What’s Not So Good: Whether The Joker is lying or not remains to be seen. But Midnight apparently duping him doesn’t sit right with me. Then again, him working with Midnight in the first place didn’t either. I’m sure that’s mostly my inner Joker fan talking, but it’s still bothersome. Batman’s relationship with Detective Clarkson feels a little forced. No more than two issues ago, she was hitting him, and cursing his name for insinuating that her partner was Midnight. Now they’re all under the mistletoe? It’s not that their chemistry is bad it just feels like the middle chunk where she went from hate to love wasn’t ever shown.

Midnight remains the book’s weakest link. Frankly, he’s too much like The Joker without any of the cool. His sing-songy dialogue is just grating and cliche — not taunting, puzzling, creepy, or crazy.

Conclusion: Since the series has been hit or miss as of late, it’s hard to get too excited about this being a good issue.
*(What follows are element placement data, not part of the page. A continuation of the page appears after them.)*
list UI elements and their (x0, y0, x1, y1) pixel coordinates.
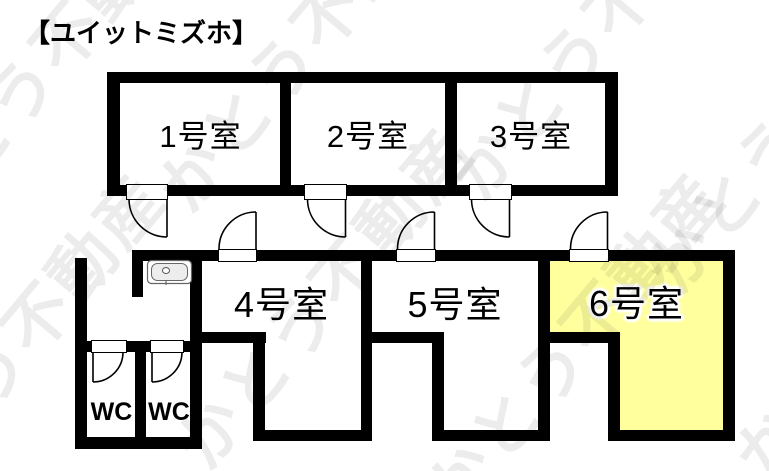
room-4-label: 4号室 (202, 279, 361, 325)
room-5-label: 5号室 (372, 279, 538, 325)
wc-1-label: WC (87, 398, 136, 426)
plan-title: 【ユイットミズホ】 (24, 13, 258, 50)
floorplan: 【ユイットミズホ】 1号室 2号室 3号室 4号室 5号室 6号室 (0, 0, 769, 471)
wc-2-label: WC (148, 398, 190, 426)
room-1-label: 1号室 (121, 111, 280, 155)
room-3-label: 3号室 (457, 111, 605, 155)
room-2-label: 2号室 (291, 111, 445, 155)
room-6-label: 6号室 (550, 278, 723, 324)
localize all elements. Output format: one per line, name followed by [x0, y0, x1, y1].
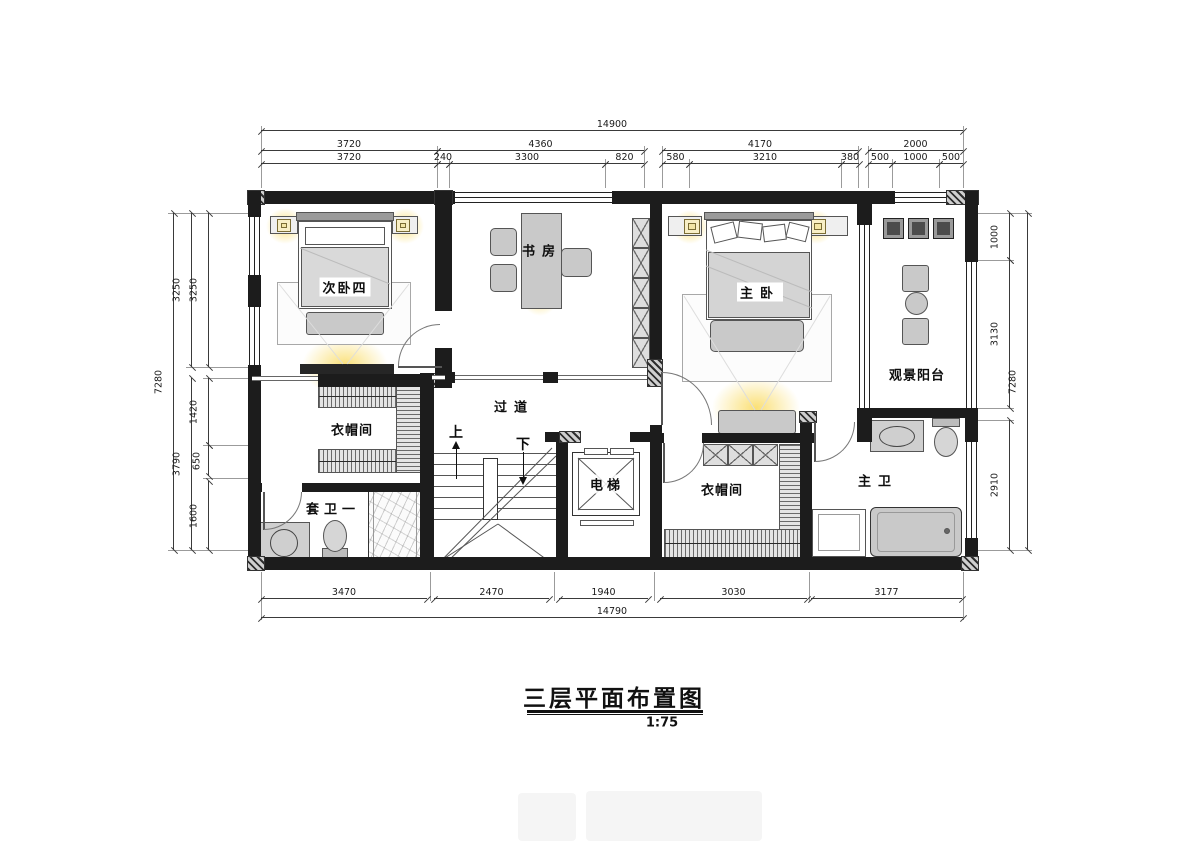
left-wall: [248, 365, 261, 570]
balcony-table: [905, 292, 928, 315]
dim-right-in-0: 1000: [1009, 213, 1010, 260]
dim-top-r3-2: 3300: [449, 163, 605, 164]
potted-plant-icon: [933, 218, 954, 239]
bottom-wall: [248, 557, 978, 570]
dim-bottom-3: 3030: [660, 598, 807, 599]
arrow-stem: [456, 449, 457, 479]
dim-top-r3-4: 580: [662, 163, 689, 164]
bed-headboard: [704, 212, 814, 220]
column: [445, 372, 455, 383]
dim-top-r3-6: 380: [841, 163, 859, 164]
dim-label: 2470: [479, 587, 503, 598]
left-wall: [248, 275, 261, 307]
arrow-stem: [523, 452, 524, 478]
door-leaf: [398, 366, 442, 368]
extension-line: [963, 126, 964, 188]
interior-wall: [435, 191, 452, 311]
shower-tray: [373, 489, 417, 561]
room-label-study: 书房: [522, 241, 562, 260]
bed-bench: [710, 320, 804, 352]
shoe-rack-hatch: [396, 385, 423, 473]
wardrobe-rod: [319, 461, 397, 462]
dim-label: 3250: [171, 278, 182, 302]
wardrobe-rod: [319, 396, 397, 397]
floor-transition-line: [432, 375, 650, 380]
window: [966, 442, 977, 538]
dresser: [718, 410, 796, 434]
dim-label: 3720: [337, 152, 361, 163]
potted-plant-icon: [908, 218, 929, 239]
wall-pier-hatched: [800, 412, 816, 422]
dim-label: 14900: [597, 119, 627, 130]
dim-label: 7280: [153, 369, 164, 393]
window: [859, 225, 870, 408]
cabinet-x-cell: [703, 444, 728, 466]
elevator-door: [610, 448, 634, 455]
toilet-bowl: [934, 427, 958, 457]
bookcase-cell: [632, 278, 650, 308]
dim-top-r2-3: 2000: [868, 150, 963, 151]
interior-wall: [302, 483, 424, 492]
stair-stringer: [483, 458, 498, 520]
top-wall: [248, 191, 455, 204]
room-label-balcony: 观景阳台: [889, 365, 945, 384]
bookcase-cell: [632, 218, 650, 248]
dim-top-r2-2: 4170: [662, 150, 858, 151]
dim-top-r3-8: 1000: [892, 163, 939, 164]
wall-pier-hatched: [560, 432, 580, 442]
wall-pier-hatched: [248, 557, 264, 570]
bed-headboard: [296, 212, 394, 221]
window: [455, 192, 612, 203]
bookcase-cell: [632, 248, 650, 278]
dim-top-r3-3: 820: [605, 163, 644, 164]
dim-label: 4360: [528, 139, 552, 150]
room-label-closet-right: 衣帽间: [701, 480, 743, 499]
shower-tray-inner: [818, 514, 860, 551]
elevator-shaft-wall: [545, 432, 560, 442]
sink-basin: [270, 529, 298, 557]
dim-left-overall: 7280: [173, 213, 174, 550]
dim-bottom-overall: 14790: [261, 617, 963, 618]
floor-plan-canvas: 14900 3720 4360 4170 2000 3720 240 3300 …: [0, 0, 1200, 842]
balcony-wall: [857, 191, 872, 225]
dim-label: 4170: [748, 139, 772, 150]
extension-line: [186, 367, 248, 368]
dim-label: 500: [871, 152, 889, 163]
potted-plant-icon: [883, 218, 904, 239]
dim-label: 3130: [989, 322, 1000, 346]
table-lamp-icon: [396, 219, 410, 232]
pillow: [762, 224, 787, 243]
room-label-ensuite-bath1: 套卫一: [306, 499, 360, 518]
dim-label: 650: [191, 451, 202, 469]
dim-top-r3-7: 500: [868, 163, 892, 164]
elevator-sill: [580, 520, 634, 526]
table-lamp-icon: [277, 219, 291, 232]
interior-wall: [857, 408, 965, 418]
interior-wall: [800, 412, 812, 570]
door-arc: [664, 443, 704, 483]
left-wall: [248, 191, 261, 217]
cabinet-x-cell: [753, 444, 778, 466]
dim-label: 3720: [337, 139, 361, 150]
room-label-corridor: 过道: [494, 397, 534, 416]
dim-label: 3300: [515, 152, 539, 163]
dim-top-overall: 14900: [261, 130, 963, 131]
dim-label: 1600: [188, 503, 199, 527]
dim-label: 1940: [591, 587, 615, 598]
watermark: [586, 791, 762, 841]
pillow: [737, 221, 763, 241]
floor-plan-title: 三层平面布置图: [523, 679, 705, 713]
extension-line: [261, 572, 262, 620]
sink-basin: [879, 426, 915, 447]
balcony-chair: [902, 265, 929, 292]
elevator-shaft-wall: [650, 442, 662, 570]
room-label-bedroom4: 次卧四: [319, 278, 370, 297]
dim-label: 3790: [171, 452, 182, 476]
wall-pier-hatched: [648, 360, 662, 386]
dim-label: 240: [434, 152, 452, 163]
interior-wall: [650, 191, 662, 372]
dim-right-overall: 7280: [1027, 213, 1028, 550]
wall-pier-hatched: [962, 557, 978, 570]
dim-top-r3-5: 3210: [689, 163, 841, 164]
room-label-master-bedroom: 主卧: [737, 283, 783, 302]
toilet-bowl: [323, 520, 347, 552]
dim-label: 820: [615, 152, 633, 163]
desk: [521, 213, 562, 309]
elevator-shaft-wall: [556, 432, 568, 570]
dim-label: 1000: [989, 224, 1000, 248]
dim-left-in-1: 1420: [208, 378, 209, 445]
dim-top-r3-1: 240: [437, 163, 449, 164]
bed-bench: [306, 312, 384, 335]
right-wall: [965, 408, 978, 442]
watermark: [518, 793, 576, 841]
dim-right-in-2: 2910: [1009, 420, 1010, 550]
elevator-door: [584, 448, 608, 455]
dim-label: 3250: [188, 278, 199, 302]
floor-transition-line: [252, 376, 318, 381]
title-underline: [527, 710, 703, 713]
column: [543, 372, 558, 383]
extension-line: [654, 572, 655, 601]
dim-bottom-0: 3470: [261, 598, 427, 599]
dim-label: 1000: [903, 152, 927, 163]
bed-pillows: [305, 227, 385, 245]
dim-top-r2-1: 4360: [437, 150, 644, 151]
extension-line: [261, 126, 262, 188]
chair: [490, 264, 517, 292]
bookcase-cell: [632, 308, 650, 338]
dim-top-r2-0: 3720: [261, 150, 437, 151]
room-label-closet-left: 衣帽间: [331, 420, 373, 439]
dim-label: 14790: [597, 606, 627, 617]
window: [966, 262, 977, 408]
dim-label: 1420: [188, 399, 199, 423]
room-label-master-bath: 主卫: [858, 471, 898, 490]
table-lamp-icon: [810, 219, 826, 234]
dim-top-r3-0: 3720: [261, 163, 437, 164]
window: [249, 307, 260, 365]
interior-wall: [702, 433, 815, 443]
wardrobe-rod: [665, 543, 801, 544]
bathtub-drain: [944, 528, 950, 534]
window: [249, 217, 260, 275]
door-arc: [815, 422, 855, 462]
right-wall: [965, 191, 978, 262]
dim-left-in-3: 1600: [208, 481, 209, 550]
cabinet-x-cell: [728, 444, 753, 466]
balcony-chair: [902, 318, 929, 345]
dim-label: 2000: [903, 139, 927, 150]
stair-down-label: 下: [516, 434, 532, 454]
dim-label: 3177: [874, 587, 898, 598]
dim-bottom-1: 2470: [434, 598, 549, 599]
up-arrow-icon: [452, 441, 460, 449]
interior-wall: [252, 483, 262, 492]
dim-left-in-0: 3250: [208, 213, 209, 367]
down-arrow-icon: [519, 477, 527, 485]
dim-left-in-2: 650: [208, 445, 209, 476]
tv-cabinet: [300, 364, 394, 374]
extension-line: [978, 213, 1032, 214]
dim-label: 7280: [1007, 369, 1018, 393]
dim-label: 3210: [753, 152, 777, 163]
dim-label: 3470: [332, 587, 356, 598]
dim-label: 500: [942, 152, 960, 163]
extension-line: [978, 550, 1032, 551]
desk-chair: [561, 248, 592, 277]
dim-bottom-4: 3177: [811, 598, 962, 599]
chair: [490, 228, 517, 256]
window: [895, 192, 947, 203]
interior-wall: [652, 433, 664, 443]
dim-label: 3030: [721, 587, 745, 598]
dim-bottom-2: 1940: [559, 598, 648, 599]
dim-top-r3-9: 500: [939, 163, 963, 164]
table-lamp-icon: [684, 219, 700, 234]
room-label-elevator: 电梯: [588, 475, 626, 494]
interior-wall: [420, 373, 434, 570]
stair-up-label: 上: [449, 422, 465, 442]
dim-label: 380: [841, 152, 859, 163]
dim-label: 2910: [989, 473, 1000, 497]
scale-label: 1:75: [646, 716, 678, 731]
extension-line: [554, 572, 555, 601]
toilet-tank: [932, 418, 960, 427]
dim-label: 580: [666, 152, 684, 163]
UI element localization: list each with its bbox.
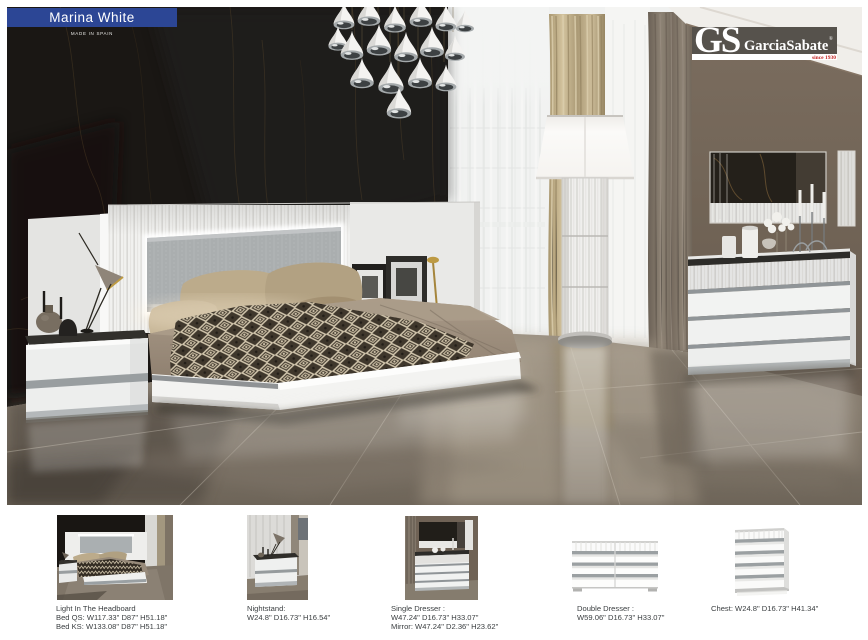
svg-text:GarciaSabate: GarciaSabate [744,38,829,54]
svg-text:since 1930: since 1930 [812,55,836,61]
svg-text:®: ® [829,36,833,42]
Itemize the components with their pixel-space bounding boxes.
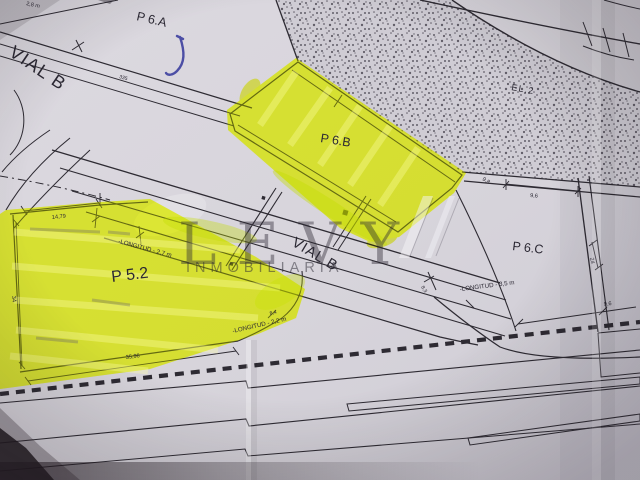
site-plan-photo: P 6.A P 6.B P 6.C P 5.2 EL.2 VIAL B VIAL…: [0, 0, 640, 480]
photo-artifacts: [0, 0, 640, 480]
vignette: [0, 0, 640, 480]
site-plan-canvas: P 6.A P 6.B P 6.C P 5.2 EL.2 VIAL B VIAL…: [0, 0, 640, 480]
That inconsistency makes it most frustrating for fans because there’s so much potential that isn’t being capitalized on consistently. Still, Kelly Jones remains a hero and the art of this book should be admired by all.

Grade: C+

-Ben Berger

One Response

  1. Easily the worst series of the year and that includes Archie and that shit-ass Billy Batson comic with the Dexter’s Laboratory art.

    I gave it until issue #5 to find a direction and it did, my toilet.